Sociologists once identified three locations where people spent their time: the first location was at home, the second location was at work, and the third location the space where you sought relaxation. The place and time constraints of work have caused work and private life to overlap; the first and second locations have become increasingly intertwined. The new generation of offices boast an increasing number of relaxation elements within the working environment. This includes work-cafés, in-house coffee companies, and even the all-inclusive campus offices of Google. The second and third locations are now also moving towards one another. Branded offices provide the hospitality we are used to seeing in hotels, and hotel lobbies are becoming collaborative workspaces. When you enter the Volkshotel in Amsterdam you have to look twice to see whether you just walked into a hotel or are standing in a branded office concept by Spaces. This symbiotic office-hotel relationship with its concomitant intertwining of work and relaxation is a key trend for 2016. The next step in the development of the meshing of work and relaxation is the ‘workation’. The working vacation is a trend in which the true generation of digital nomads is not going to work in the comfort of the local coffee shop on the corner, but visits exotic locations where they can be optimally productive in a relaxing environment.

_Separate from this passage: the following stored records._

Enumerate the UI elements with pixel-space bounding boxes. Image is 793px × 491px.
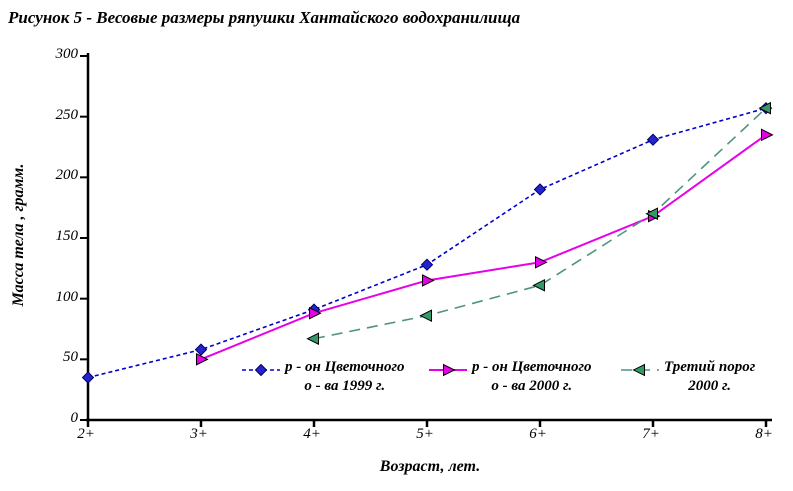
y-tick-label: 50 (63, 349, 78, 366)
diamond-marker-icon (420, 258, 434, 271)
diamond-marker-icon (646, 133, 660, 146)
chart-title: Рисунок 5 - Весовые размеры ряпушки Хант… (8, 8, 521, 27)
diamond-marker-icon (81, 371, 95, 384)
y-tick-label: 0 (70, 410, 79, 426)
legend-entry-series-2000-cvetochny: р - он Цветочного о - ва 2000 г. (428, 358, 592, 396)
y-tick-label: 150 (55, 228, 79, 244)
legend-label-line1: Третий порог (664, 359, 756, 375)
legend-label: Третий порог 2000 г. (664, 358, 755, 396)
series-line (313, 107, 767, 340)
legend-entry-series-1999: р - он Цветочного о - ва 1999 г. (241, 358, 405, 396)
legend-label-line2: 2000 г. (688, 378, 732, 395)
legend-label: р - он Цветочного о - ва 2000 г. (472, 358, 592, 396)
triangle-right-marker-icon (422, 274, 435, 287)
x-tick-label: 3+ (190, 426, 208, 442)
legend-label-line1: р - он Цветочного (285, 359, 405, 375)
y-tick-label: 300 (55, 46, 79, 62)
diamond-marker-icon (194, 343, 208, 356)
x-tick-label: 4+ (303, 426, 321, 442)
triangle-left-marker-icon (532, 279, 545, 292)
legend-label-line1: р - он Цветочного (472, 359, 592, 375)
triangle-left-marker-icon (306, 332, 319, 346)
y-tick-label: 200 (55, 167, 79, 184)
x-tick-label: 2+ (77, 426, 95, 442)
legend-label: р - он Цветочного о - ва 1999 г. (285, 358, 405, 396)
legend-label-line2: о - ва 2000 г. (491, 378, 573, 395)
triangle-right-marker-icon (443, 363, 456, 377)
triangle-left-marker-icon (632, 363, 645, 377)
diamond-marker-icon (254, 363, 268, 377)
legend-entry-series-2000-tretiy-porog: Третий порог 2000 г. (620, 358, 755, 396)
series-line (87, 107, 767, 379)
y-tick-label: 250 (55, 106, 79, 123)
triangle-left-marker-icon (419, 309, 432, 322)
diamond-marker-icon (533, 183, 547, 196)
triangle-right-marker-icon (535, 255, 548, 269)
triangle-right-marker-icon (196, 353, 209, 366)
triangle-left-marker-icon (645, 207, 658, 221)
x-tick-label: 8+ (755, 426, 773, 442)
x-tick-label: 5+ (416, 426, 434, 442)
y-tick-label: 100 (55, 288, 79, 305)
x-tick-label: 7+ (642, 426, 660, 442)
legend-label-line2: о - ва 1999 г. (304, 378, 386, 395)
x-tick-label: 6+ (529, 426, 547, 442)
legend-marker-diamond-icon (242, 363, 280, 377)
triangle-left-marker-icon (758, 101, 771, 115)
triangle-right-marker-icon (761, 128, 774, 142)
x-axis-title: Возраст, лет. (379, 458, 481, 475)
triangle-right-marker-icon (309, 306, 322, 320)
legend-marker-triangle-left-icon (621, 363, 659, 377)
series-line (200, 134, 767, 361)
legend-marker-triangle-right-icon (429, 363, 467, 377)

If this sounds too far-fetched, just search for Hubud in Bali on Google and look at its beauty and splendour. Suddenly the idea of a workation becomes a great deal more realistic. If you would prefer a location somewhat closer to home, the short stay hotel concept Zoku declares ‘the end of the hotel room’ and combines a hotel stay with work.

The ‘last frontier,’ then, is the entwining of the first, second, and third locations, and even this phenomenon is already emerging on the horizon. WeWork is currently working on a concept title 'WeLive’ where living, working, and community are being combined.

Branding, lifestyle, and community form the distinguishing and price-determining factors for an increasingly larger section of the office market in 2016 and are driven by a new employment ethos of a new type of employee and more critical end users. Office costs are less influenced by square metres but are driven by the working environment; less by long-term contracts and more by the availability at the moment that the end user requires it. The hotel and the office are growing ever closer in new forms of operation-driven property.